Maladies émergentes : de nouveaux pathogènes frappent à nos portes

Grippe aviaire, diarrhée épidémique porcine, influenza, virus du Nil occidental; plusieurs maladies émergentes figurent sur le radar des autorités zoosanitaires. 

Le secteur porcin surveille particulièrement quelques maladies, dont la diarrhée épidémique porcine (DEP). 

En 2017, cette dernière a frappé durement le Manitoba. Bien que le Québec en soit actuellement exempt, cette maladie hautement contagieuse donne des sueurs froides aux producteurs de porcs. Des mesures de biosécurité ont été mises en place dans les fermes, dans les abattoirs et pour les transporteurs. L’Équipe québécoise de santé porcine suit la situation de près. La DEP se caractérise par une diarrhée abondante et des vomissements.

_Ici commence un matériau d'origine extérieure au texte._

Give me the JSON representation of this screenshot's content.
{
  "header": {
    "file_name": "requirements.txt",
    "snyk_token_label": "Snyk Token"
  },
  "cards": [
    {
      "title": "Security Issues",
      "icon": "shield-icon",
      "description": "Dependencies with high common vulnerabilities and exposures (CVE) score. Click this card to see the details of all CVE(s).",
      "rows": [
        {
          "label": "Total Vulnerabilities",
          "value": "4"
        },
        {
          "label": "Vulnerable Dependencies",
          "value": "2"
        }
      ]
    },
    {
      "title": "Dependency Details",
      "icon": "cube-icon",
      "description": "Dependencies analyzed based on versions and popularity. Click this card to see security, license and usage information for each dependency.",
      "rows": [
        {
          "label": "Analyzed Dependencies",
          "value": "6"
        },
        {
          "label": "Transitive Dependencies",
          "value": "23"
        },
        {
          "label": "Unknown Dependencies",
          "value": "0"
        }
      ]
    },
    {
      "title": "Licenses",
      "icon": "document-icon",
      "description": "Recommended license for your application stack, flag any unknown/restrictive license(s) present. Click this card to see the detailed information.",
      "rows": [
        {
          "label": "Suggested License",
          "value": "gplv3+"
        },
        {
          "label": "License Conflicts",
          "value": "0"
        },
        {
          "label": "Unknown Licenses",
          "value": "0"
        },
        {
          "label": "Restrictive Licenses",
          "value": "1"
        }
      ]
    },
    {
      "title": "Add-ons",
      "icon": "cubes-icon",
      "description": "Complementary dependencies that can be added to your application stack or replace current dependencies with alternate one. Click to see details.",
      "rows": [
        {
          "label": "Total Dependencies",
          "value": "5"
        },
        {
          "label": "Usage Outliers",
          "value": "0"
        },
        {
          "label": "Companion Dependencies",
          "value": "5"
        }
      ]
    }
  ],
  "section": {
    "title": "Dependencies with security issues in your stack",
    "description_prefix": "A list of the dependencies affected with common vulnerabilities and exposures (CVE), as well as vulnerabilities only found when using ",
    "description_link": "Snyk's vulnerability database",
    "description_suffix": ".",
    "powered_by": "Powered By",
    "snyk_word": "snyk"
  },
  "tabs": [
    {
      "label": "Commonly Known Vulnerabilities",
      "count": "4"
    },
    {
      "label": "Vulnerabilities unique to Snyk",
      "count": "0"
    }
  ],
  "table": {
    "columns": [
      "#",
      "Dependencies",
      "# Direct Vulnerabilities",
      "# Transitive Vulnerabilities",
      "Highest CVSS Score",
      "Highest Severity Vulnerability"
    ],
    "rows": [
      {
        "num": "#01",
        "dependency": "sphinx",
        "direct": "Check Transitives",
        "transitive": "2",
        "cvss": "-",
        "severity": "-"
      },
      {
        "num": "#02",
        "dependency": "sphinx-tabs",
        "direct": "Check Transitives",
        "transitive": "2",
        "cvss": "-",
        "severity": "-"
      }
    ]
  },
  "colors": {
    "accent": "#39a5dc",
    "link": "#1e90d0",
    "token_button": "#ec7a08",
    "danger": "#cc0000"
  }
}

Elle est très virulente chez les très jeunes sujets et elle n’est pas transmissible à l’humain.

En 2017, le Canada a également diagnostiqué un premier cas de pestivirus du porcelet dans une porcherie possédant un statut sanitaire élevé, indique la Faculté de médecine vétérinaire de l’Université de Montréal.

Du côté de l’Asie, la peste porcine africaine (PPA) se propage depuis quelques mois, surtout en Chine. Cette maladie à déclaration obligatoire se caractérise par de la fièvre et des hémorragies internes. Le virus survit plusieurs mois dans la viande de porc fraîche et les produits transformés, explique l’Agence canadienne d’inspection des aliments (ACIA). Selon les Éleveurs de porcs du Québec, le Canada importe de Chine des aliments pour animaux contenant du porc qui pourraient représenter un risque.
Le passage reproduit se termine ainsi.